Peter Jürgen Boock, auskunftsfreudiges ehemaliges RAF-Mitglied der sogenannten "zweiten Generation" und maßgeblich an der Schleyer-Entführung beteiligt, hat seine Sicht des Herbstes 1977 in einer romanhaften, sogenannten "dokumentarischen Fiktion" beschrieben. Boocks Ausführungen beinhalten nicht nur die Entführung des Hanns-Martin Schleyer sondern auch die Flucht einiger RAF-Mitglieder nach Bagdad, die Kontakte mit den Palästinensern und am Ende die Geschehnisse um die "Landshut" und die Reaktion auf die Stammheimer Selbstmorde. Der Autor verwendet dabei ' typisch für die RAF ' nicht die wahren Namen der Beteiligten sondern vergibt Synonyme. Boock ist dabei stellenweise kritisch, erzählt z.B. wie die "Verhöre" von Schleyer ins Leere liefen.

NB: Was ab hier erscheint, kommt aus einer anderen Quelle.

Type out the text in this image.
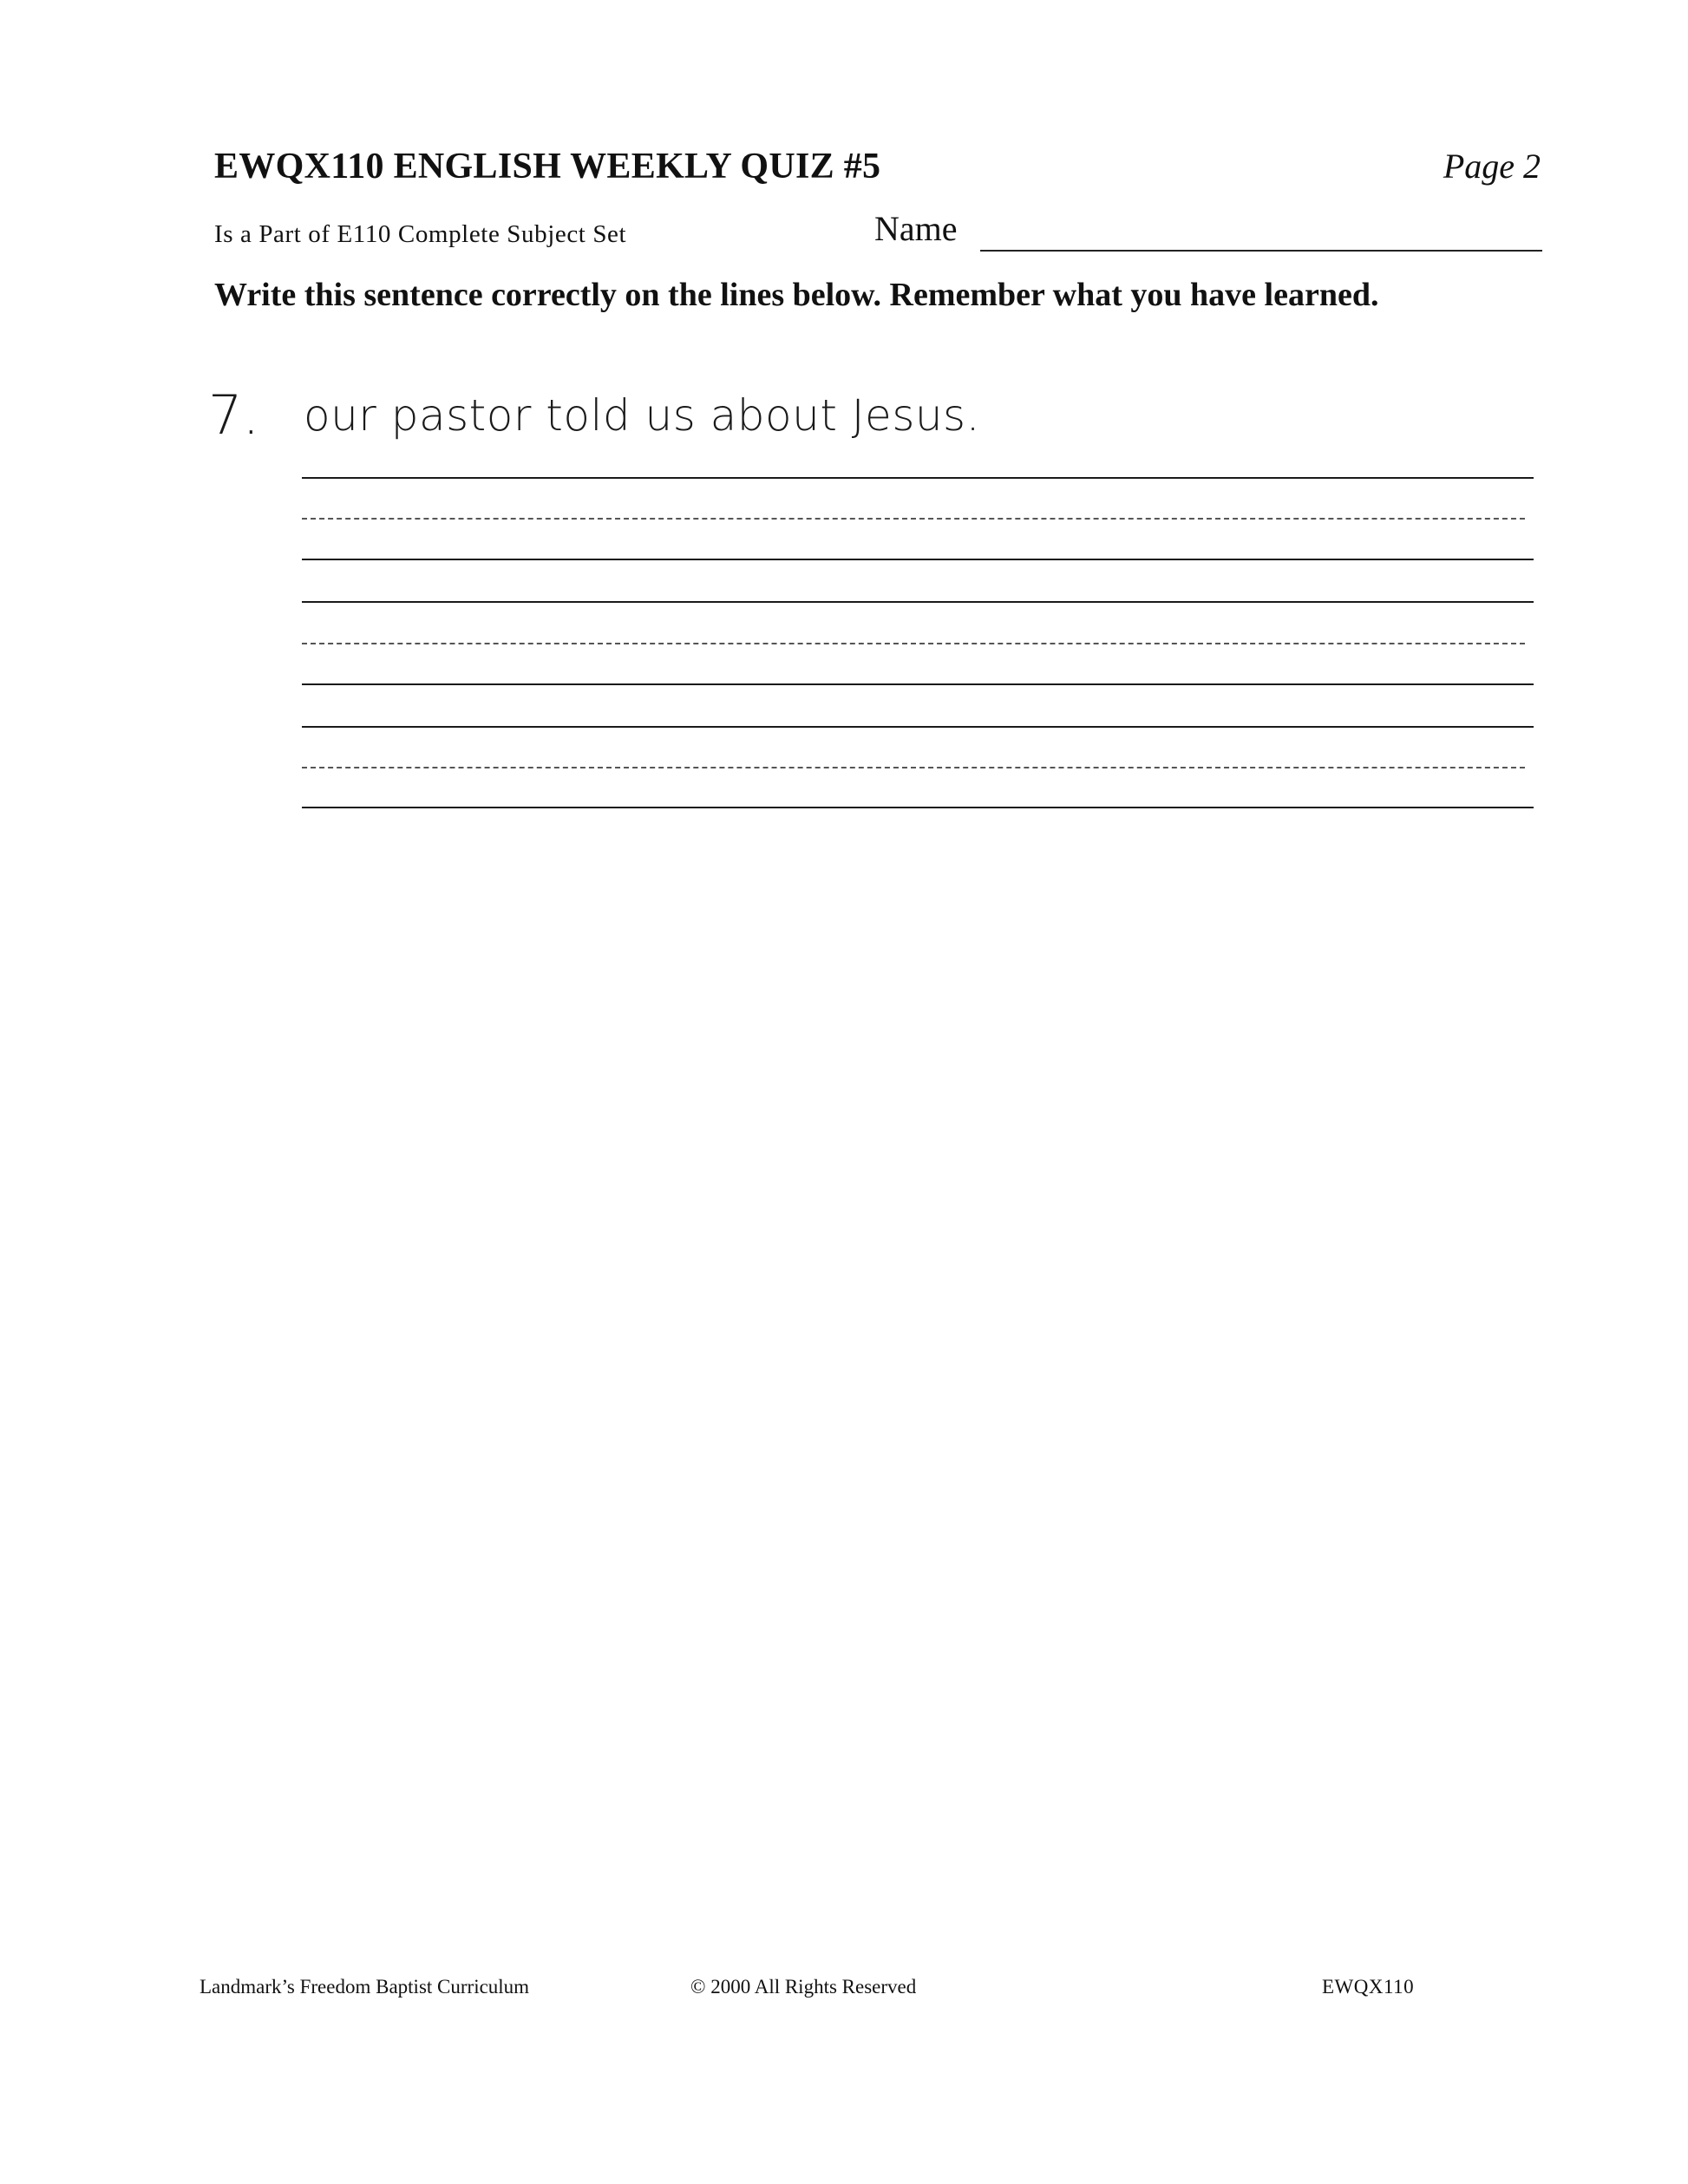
EWQX110 ENGLISH WEEKLY QUIZ #5	Page 2
Is a Part of E110 Complete Subject Set	Name
Write this sentence correctly on the lines below. Remember what you have learned.
7. our pastor told us about Jesus.
Landmark’s Freedom Baptist Curriculum	© 2000 All Rights Reserved	EWQX110
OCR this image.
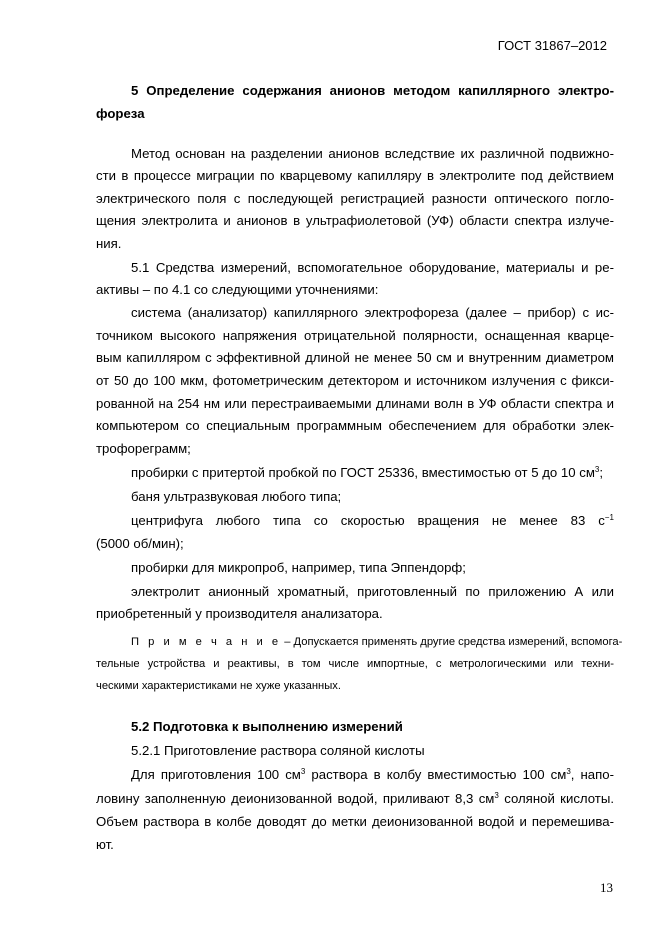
ГОСТ 31867–2012
5 Определение содержания анионов методом капиллярного электро-
фореза
Метод основан на разделении анионов вследствие их различной подвижно-
сти в процессе миграции по кварцевому капилляру в электролите под действием
электрического поля с последующей регистрацией разности оптического погло-
щения электролита и анионов в ультрафиолетовой (УФ) области спектра излуче-
ния.
5.1 Средства измерений, вспомогательное оборудование, материалы и ре-
активы – по 4.1 со следующими уточнениями:
система (анализатор) капиллярного электрофореза (далее – прибор) с ис-
точником высокого напряжения отрицательной полярности, оснащенная кварце-
вым капилляром с эффективной длиной не менее 50 см и внутренним диаметром
от 50 до 100 мкм, фотометрическим детектором и источником излучения с фикси-
рованной на 254 нм или перестраиваемыми длинами волн в УФ области спектра и
компьютером со специальным программным обеспечением для обработки элек-
трофореграмм;
пробирки с притертой пробкой по ГОСТ 25336, вместимостью от 5 до 10 $см^3$;
баня ультразвуковая любого типа;
центрифуга любого типа со скоростью вращения не менее 83 $с^{-1}$
(5000 об/мин);
пробирки для микропроб, например, типа Эппендорф;
электролит анионный хроматный, приготовленный по приложению А или
приобретенный у производителя анализатора.
П р и м е ч а н и е – Допускается применять другие средства измерений, вспомога-
тельные устройства и реактивы, в том числе импортные, с метрологическими или техни-
ческими характеристиками не хуже указанных.
5.2 Подготовка к выполнению измерений
5.2.1 Приготовление раствора соляной кислоты
Для приготовления 100 $см^3$ раствора в колбу вместимостью 100 $см^3$, напо-
ловину заполненную деионизованной водой, приливают 8,3 $см^3$ соляной кислоты.
Объем раствора в колбе доводят до метки деионизованной водой и перемешива-
ют.
13
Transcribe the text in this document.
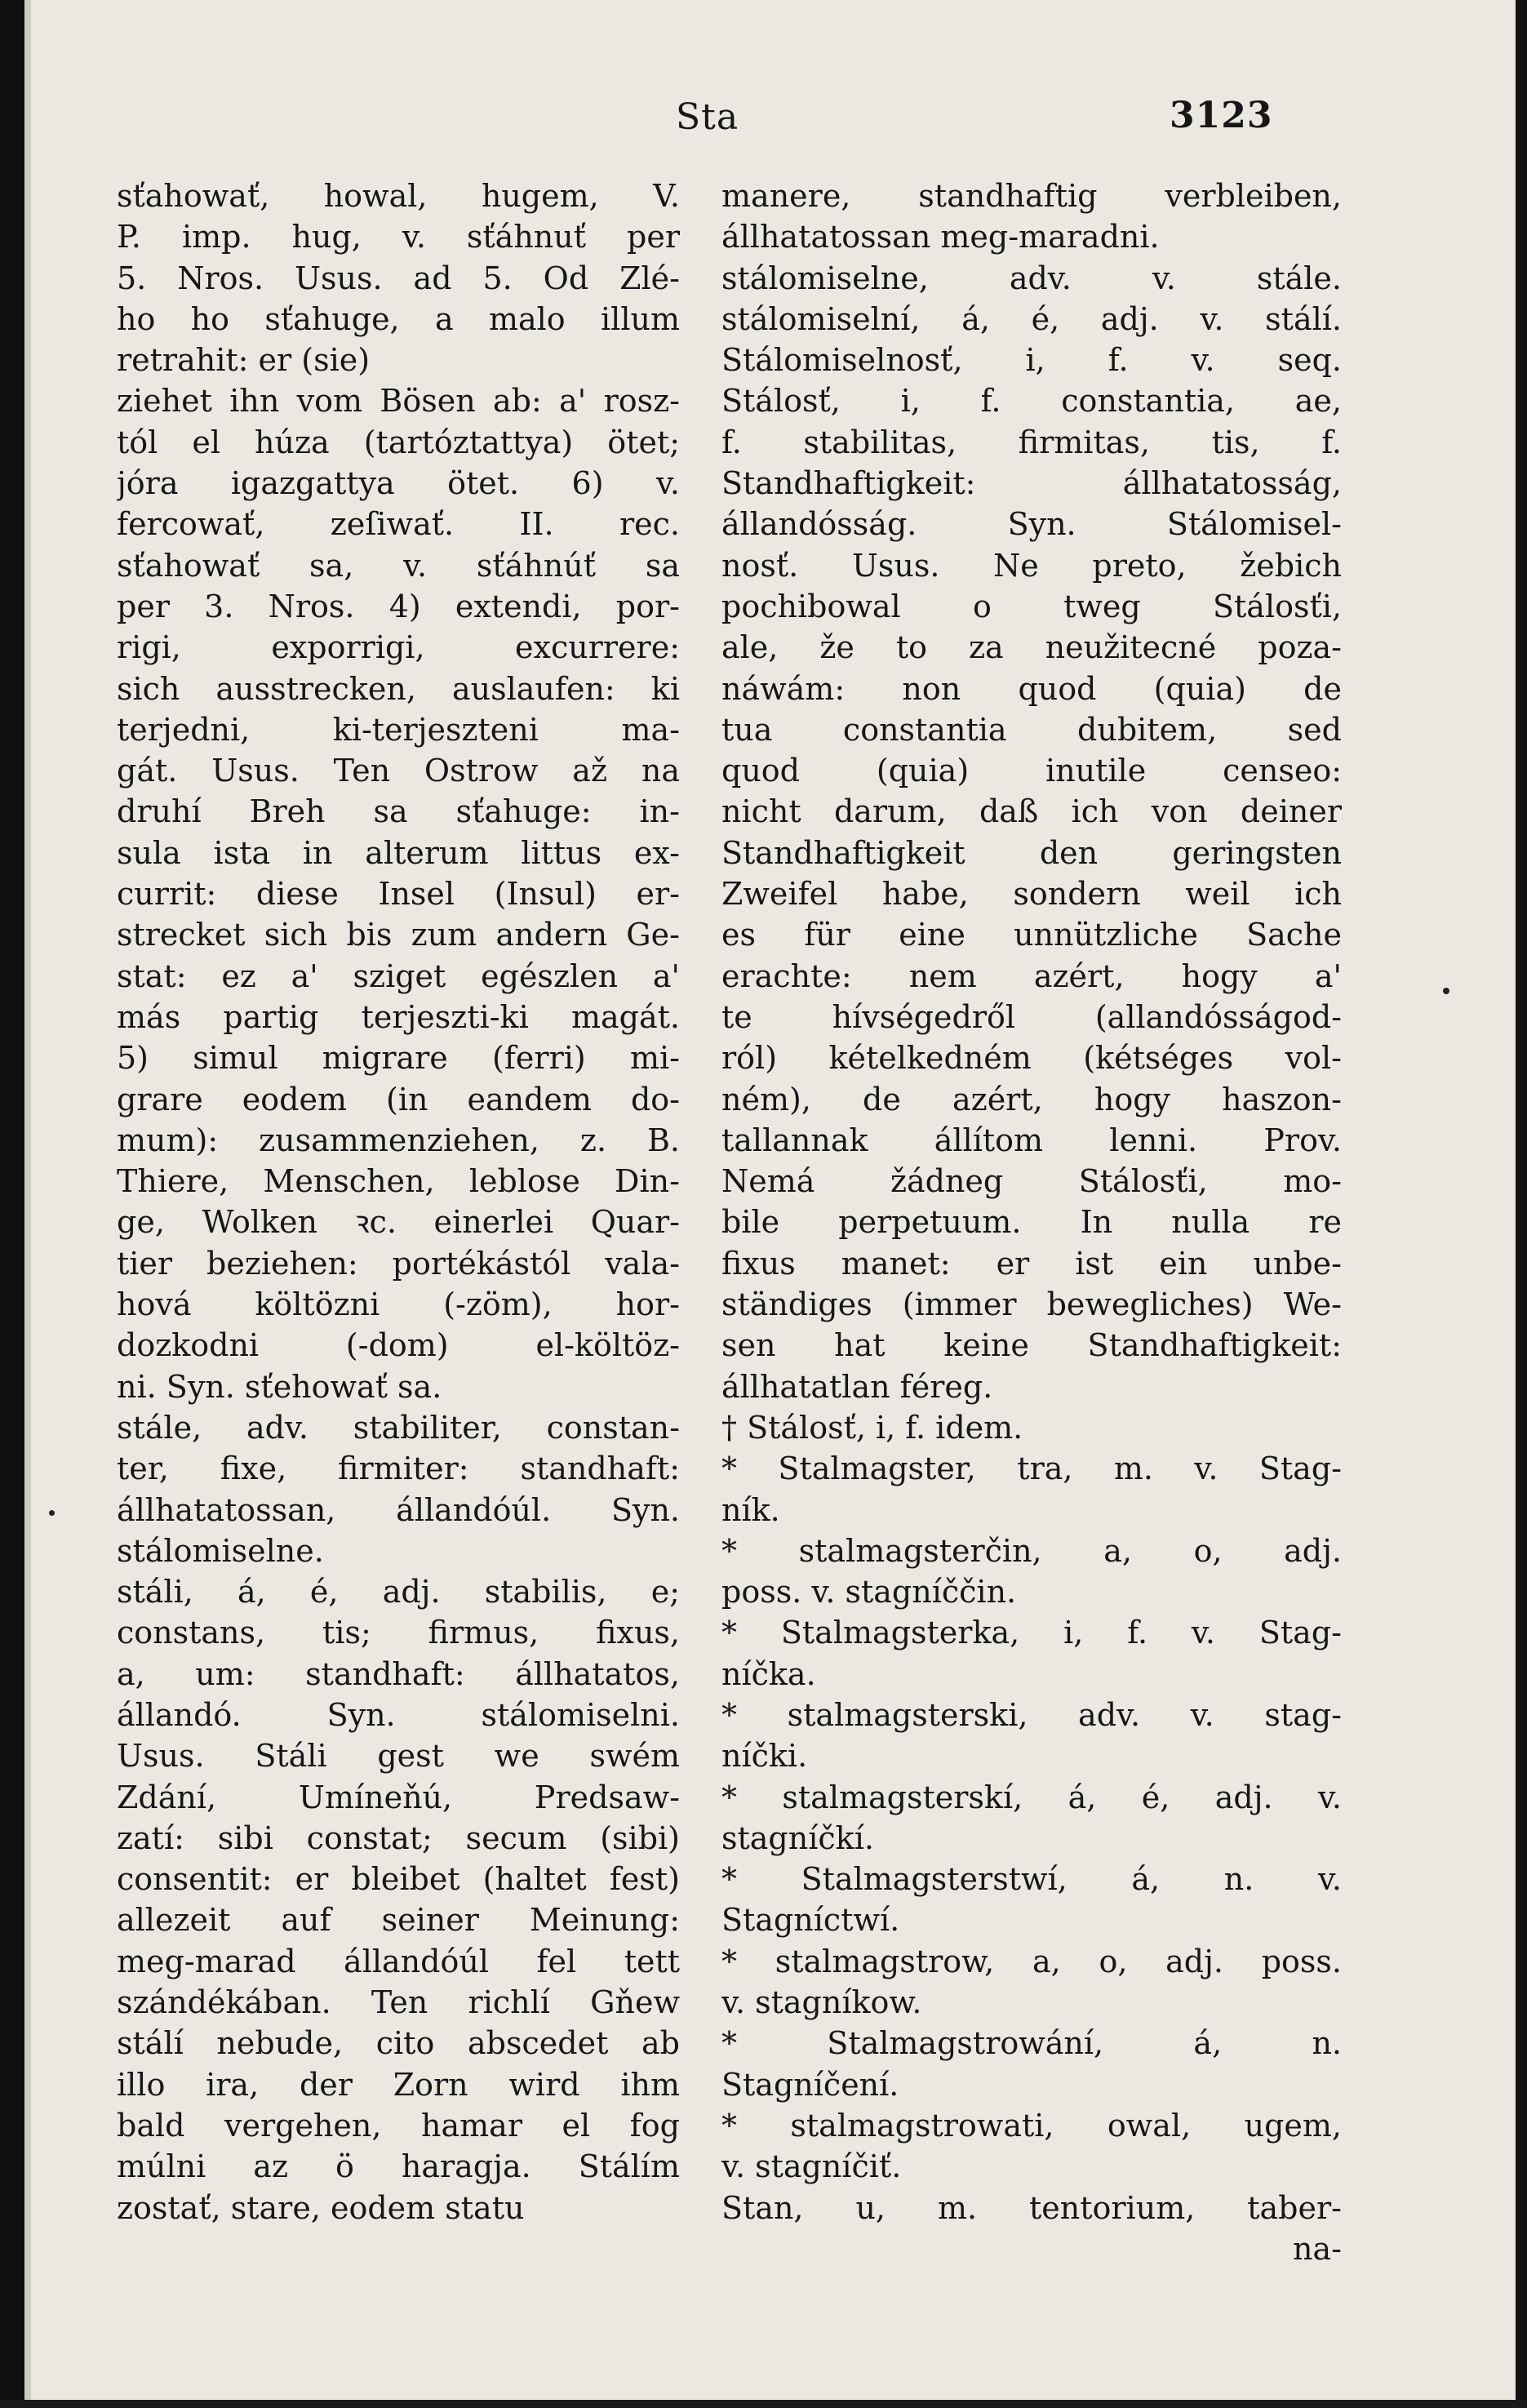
Sta	3123
sťahowať, howal, hugem, V.
P. imp. hug, v. sťáhnuť per
5. Nros. Usus. ad 5. Od Zlé-
ho ho sťahuge, a malo illum
retrahit: er (sie)
ziehet ihn vom Bösen ab: a' rosz-
tól el húza (tartóztattya) ötet;
jóra igazgattya ötet. 6) v.
fercowať, zeſiwať. II. rec.
sťahowať sa, v. sťáhnúť sa
per 3. Nros. 4) extendi, por-
rigi, exporrigi, excurrere:
sich ausstrecken, auslaufen: ki
terjedni, ki-terjeszteni ma-
gát. Usus. Ten Ostrow až na
druhí Breh sa sťahuge: in-
sula ista in alterum littus ex-
currit: diese Insel (Insul) er-
strecket sich bis zum andern Ge-
stat: ez a' sziget egészlen a'
más partig terjeszti-ki magát.
5) simul migrare (ferri) mi-
grare eodem (in eandem do-
mum): zusammenziehen, z. B.
Thiere, Menschen, leblose Din-
ge, Wolken ꝛc. einerlei Quar-
tier beziehen: portékástól vala-
hová költözni (-zöm), hor-
dozkodni (-dom) el-költöz-
ni. Syn. sťehowať sa.
stále, adv. stabiliter, constan-
ter, fixe, firmiter: standhaft:
állhatatossan, állandóúl. Syn.
stálomiselne.
stáli, á, é, adj. stabilis, e;
constans, tis; firmus, fixus,
a, um: standhaft: állhatatos,
állandó. Syn. stálomiselni.
Usus. Stáli gest we swém
Zdání, Umíneňú, Predsaw-
zatí: sibi constat; secum (sibi)
consentit: er bleibet (haltet fest)
allezeit auf seiner Meinung:
meg-marad állandóúl fel tett
szándékában. Ten richlí Gňew
stálí nebude, cito abscedet ab
illo ira, der Zorn wird ihm
bald vergehen, hamar el fog
múlni az ö haragja. Stálím
zostať, stare, eodem statu
manere, standhaftig verbleiben,
állhatatossan meg-maradni.
stálomiselne, adv. v. stále.
stálomiselní, á, é, adj. v. stálí.
Stálomiselnosť, i, f. v. seq.
Stálosť, i, f. constantia, ae,
f. stabilitas, firmitas, tis, f.
Standhaftigkeit: állhatatosság,
állandósság. Syn. Stálomisel-
nosť. Usus. Ne preto, žebich
pochibowal o tweg Stálosťi,
ale, že to za neužitecné poza-
náwám: non quod (quia) de
tua constantia dubitem, sed
quod (quia) inutile censeo:
nicht darum, daß ich von deiner
Standhaftigkeit den geringsten
Zweifel habe, sondern weil ich
es für eine unnützliche Sache
erachte: nem azért, hogy a'
te hívségedről (allandósságod-
ról) kételkedném (kétséges vol-
ném), de azért, hogy haszon-
tallannak állítom lenni. Prov.
Nemá žádneg Stálosťi, mo-
bile perpetuum. In nulla re
fixus manet: er ist ein unbe-
ständiges (immer bewegliches) We-
sen hat keine Standhaftigkeit:
állhatatlan féreg.
† Stálosť, i, f. idem.
* Stalmagster, tra, m. v. Stag-
ník.
* stalmagsterčin, a, o, adj.
poss. v. stagníččin.
* Stalmagsterka, i, f. v. Stag-
níčka.
* stalmagsterski, adv. v. stag-
níčki.
* stalmagsterskí, á, é, adj. v.
stagníčkí.
* Stalmagsterstwí, á, n. v.
Stagníctwí.
* stalmagstrow, a, o, adj. poss.
v. stagníkow.
* Stalmagstrowání, á, n.
Stagníčení.
* stalmagstrowati, owal, ugem,
v. stagníčiť.
Stan, u, m. tentorium, taber-
na-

Die Diskussion, ob man Bücher von Tätern lesen soll, stellt sich hier nicht denn das Buch bietet dafür zu wenig neues und ist zudem stilistisch fragwürdig. Wie hier schon angemerkt wurde bewegt sich dieser teils auf Kolportageniveau. Und wirkliche Erkenntnisgewinne finden nicht statt, weil sich Boock größtenteils in Nebensächlichkeiten verliert, auch wenn die memorierten Verhöre Schleyers teils interessant sind. Hin und wieder erfährt man noch, wie die RAF sich während der Entführung organisierte, wie "aufwändig" die Kommunikation und Koordination der Terroristen untereinander lief. Doch das sind marginale Gewinne für den interessierten Leser, die den Kauf des Buches nicht rechtfertigen.
Mit Sicherheit kein Beitrag zur Zeitgeschichte.